Artifice of Power Update #4
Sorry for the late update! I normally try to schedule these to release first thing Saturday morning and was a bit busy last night. This week I met my word count goal, but identified a core problem with my early chapters and how they were setting up the arc of the book. As a result, Most of my word count went into revision and rewriting of the early chapters. I restructured chapters one through nine through the course of this week and am currently working on chapter ten. Since I left off forward progress at chapter 13, that’s pretty good and won’t set me back too much.
A quick note on revising while writingMost authors will tell you that trying to revise a book while you’re writing it is the wrong decision. It tends to get you stuck in revision hell and you never quite finish the draft. As a rule, I agree with this sentiment, and despite that, I just spent a week shutting down forward progress on my draft and revising. However, I find that there are two types of revision for me, which have wildly different impacts on my ability to keep writing. The first is what many non-authors think of when they talk about revision, and what the above advice almost always applies to: tweaking line-level writing, adjusting word counts, adjusting small elements of a scene or chapter to make it hit better, etc. This type of revision is something I can only do after I have a draft done or I will never finish.
The other type, though, is what authors often call developmental editing: moving entire chapters around and changing the direction of a plot arc entirely, or re-imagining a character’s motivations so that everything they do through the entire book is slightly (or not so slightly) different. I have found that, in my process as an extreme discovery writer, if I let those types of elements just sit, the entire book goes off the rails and I have to start over from scratch. Not entirely from scratch, of course (I often still pull some content from the old work), but mostly. This is because the past of the book impacts how my brain crafts the future of the book–I naturally draw inspiration from events that I already wrote and incorporate them into the book going forward. If I’m going to add something and haven’t yet, then I can’t draw from it, and if I’m going to remove something, I better get it removed or I’m likely to keep weaving it further into the book as I write.
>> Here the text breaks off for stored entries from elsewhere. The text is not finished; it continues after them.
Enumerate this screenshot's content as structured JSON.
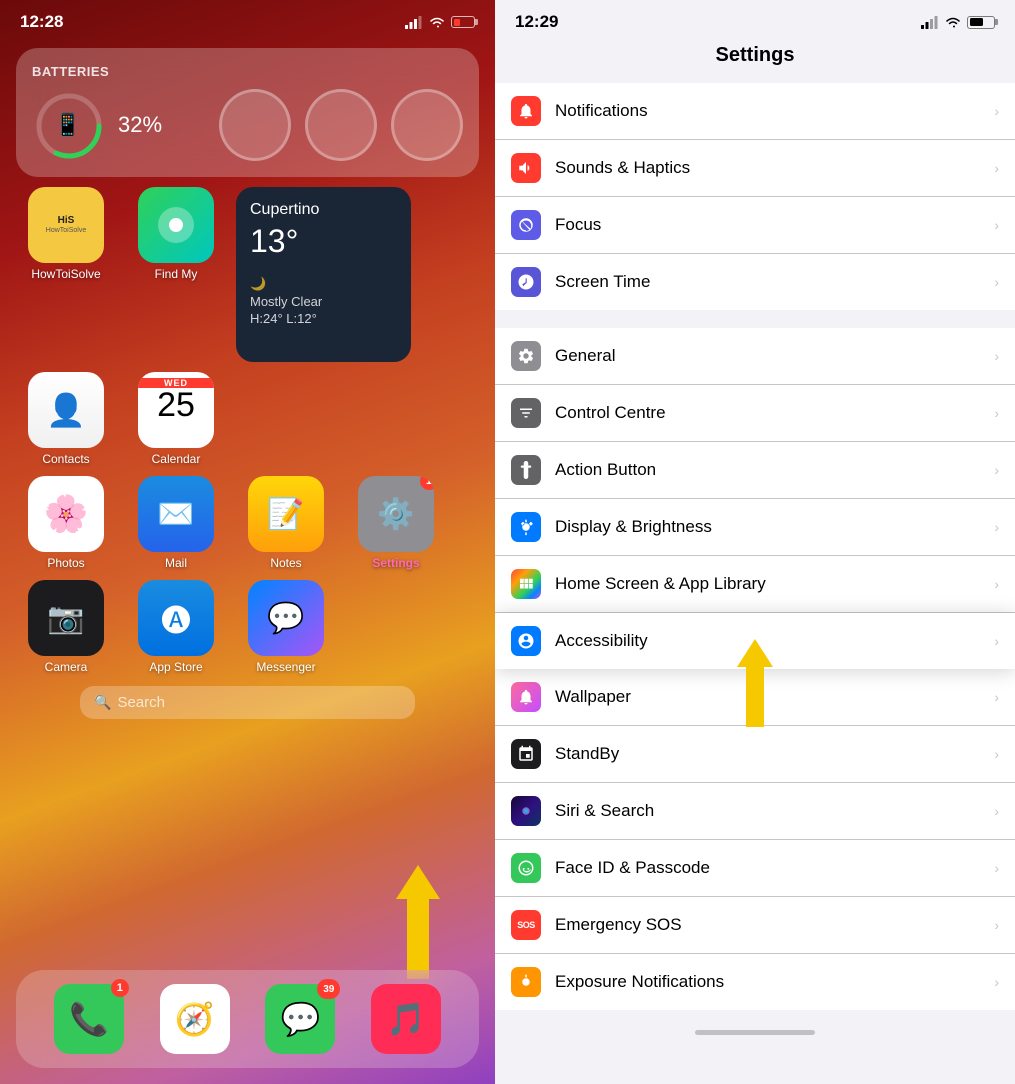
{
  "left": {
    "time": "12:28",
    "battery_percent": "32%",
    "widgets": {
      "battery_title": "Batteries",
      "weather_city": "Cupertino",
      "weather_temp": "13°",
      "weather_desc": "Mostly Clear",
      "weather_range": "H:24° L:12°",
      "weather_day": "WED",
      "weather_date": "25"
    },
    "apps": [
      {
        "label": "HowToiSolve",
        "bg": "howtoisolve",
        "emoji": "📰"
      },
      {
        "label": "Find My",
        "bg": "findmy",
        "emoji": "🔍"
      },
      {
        "label": "Contacts",
        "bg": "contacts",
        "emoji": "👤"
      },
      {
        "label": "Calendar",
        "bg": "calendar",
        "emoji": "📅"
      },
      {
        "label": "Photos",
        "bg": "photos",
        "emoji": "🌸"
      },
      {
        "label": "Mail",
        "bg": "mail",
        "emoji": "✉️"
      },
      {
        "label": "Notes",
        "bg": "notes",
        "emoji": "📝"
      },
      {
        "label": "Settings",
        "bg": "settings",
        "emoji": "⚙️",
        "badge": "1"
      },
      {
        "label": "Camera",
        "bg": "camera",
        "emoji": "📷"
      },
      {
        "label": "App Store",
        "bg": "appstore",
        "emoji": "🅐"
      },
      {
        "label": "Messenger",
        "bg": "messenger",
        "emoji": "💬"
      }
    ],
    "search_placeholder": "Search",
    "dock": [
      {
        "label": "Phone",
        "bg": "#34c759",
        "emoji": "📞",
        "badge": "1"
      },
      {
        "label": "Safari",
        "bg": "#fff",
        "emoji": "🧭",
        "badge": ""
      },
      {
        "label": "Messages",
        "bg": "#34c759",
        "emoji": "💬",
        "badge": "39"
      },
      {
        "label": "Music",
        "bg": "#ff2d55",
        "emoji": "🎵",
        "badge": ""
      }
    ]
  },
  "right": {
    "time": "12:29",
    "title": "Settings",
    "sections": [
      {
        "items": [
          {
            "label": "Notifications",
            "icon_color": "icon-red",
            "icon_symbol": "🔔"
          },
          {
            "label": "Sounds & Haptics",
            "icon_color": "icon-red",
            "icon_symbol": "🔊"
          },
          {
            "label": "Focus",
            "icon_color": "icon-purple",
            "icon_symbol": "🌙"
          },
          {
            "label": "Screen Time",
            "icon_color": "icon-purple2",
            "icon_symbol": "⏱"
          }
        ]
      },
      {
        "items": [
          {
            "label": "General",
            "icon_color": "icon-gray",
            "icon_symbol": "⚙️"
          },
          {
            "label": "Control Centre",
            "icon_color": "icon-gray2",
            "icon_symbol": "🎛"
          },
          {
            "label": "Action Button",
            "icon_color": "icon-gray2",
            "icon_symbol": "↩"
          },
          {
            "label": "Display & Brightness",
            "icon_color": "icon-blue",
            "icon_symbol": "☀️"
          },
          {
            "label": "Home Screen & App Library",
            "icon_color": "icon-multicolor",
            "icon_symbol": "⊞"
          },
          {
            "label": "Accessibility",
            "icon_color": "icon-blue",
            "icon_symbol": "♿",
            "highlighted": true
          },
          {
            "label": "Wallpaper",
            "icon_color": "icon-multicolor",
            "icon_symbol": "🌺"
          },
          {
            "label": "StandBy",
            "icon_color": "icon-black",
            "icon_symbol": "⊟"
          },
          {
            "label": "Siri & Search",
            "icon_color": "icon-siri",
            "icon_symbol": "◉"
          },
          {
            "label": "Face ID & Passcode",
            "icon_color": "icon-green",
            "icon_symbol": "👤"
          },
          {
            "label": "Emergency SOS",
            "icon_color": "icon-sos",
            "icon_symbol": "SOS"
          },
          {
            "label": "Exposure Notifications",
            "icon_color": "icon-exposure",
            "icon_symbol": "☀"
          }
        ]
      }
    ]
  }
}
This second type of revision isn’t universally okay to do while writing, though. Many other authors can’t do even this type of revision while writing without getting stuck in editing instead of drafting. For those writers, they make notes about what changes they plan to make and then go back in and make the adjustments in revisions. I marvel at their ability to so precisely make only the edits they need and not end up changing half the book by just changing one small thing. Sometimes, being this type of discovery writer sucks.